If I may, I'd like to clarify a few things with different language, for those who did not study relativity yet...
The thing that limits propagation is termed 'causality', and as mentioned above, the maximum propagation rate is the speed of light c.
Think of it this way: everything everywhere in spacetime is in constant motion...
That's totally right. Motion through space and time are mutually exclusive. The stress-energy tensor's T_{00} component is "the flux of energy through time", and the momentum components are "the flux of energy through space".
Ditto, "the flux of momentum through space" can be loosely translated as "pressure", and "the flux of pressure through space" can be loosely translated as "viscosity".
My point is that the phrase "the flux of momentum through time" is kind of confusing, though not technically incorrect.
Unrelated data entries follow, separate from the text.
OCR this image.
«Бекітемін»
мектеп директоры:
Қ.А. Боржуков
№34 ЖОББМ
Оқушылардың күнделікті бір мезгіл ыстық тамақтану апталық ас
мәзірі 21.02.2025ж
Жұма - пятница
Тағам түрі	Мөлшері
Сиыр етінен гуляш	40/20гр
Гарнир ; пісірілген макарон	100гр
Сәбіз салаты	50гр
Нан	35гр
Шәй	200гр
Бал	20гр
Why not just say "momentum", or "the flux of energy through space"? I realize that this is largely about personal preference, so feel free to tell me to go fly a kite.
General relativity, in conjunction with special relativity, prohibits time travel by imposing the speed of light as a physical barrier. It is quantum mechanics with quantum entanglement and string theory that propose certain hypothetical workarounds for this.
Not necessarily true. Closed timelike curves and Morris-Thorne wormholes are theoretically viable options. The wormhole allows material to go from one point in space to another at apparently "faster than light" speeds because the material actually skips traveling through space. Ditto, the metric expansion of space can allow pieces of matter to carried away from each other at a rate as fast or faster than 2*c, like what happened when our universe was rapidly inflating in its youth.
To address your time travel argumentation, accelerating to speeds faster than c would mean flipping the orange arrow across the horizontal axis, which is strictly impossible. Special relativity ensures this and general relativity is dependent on and an extension to special relativity.
True. Accelerating to c and beyond is impossible because it would require an infinite amount of energy to make it happen, but this is different than the metric expansion of space or traveling through a wormhole. I just wanted to point out that "time travel" is possible in plain-old-classic General Relativity.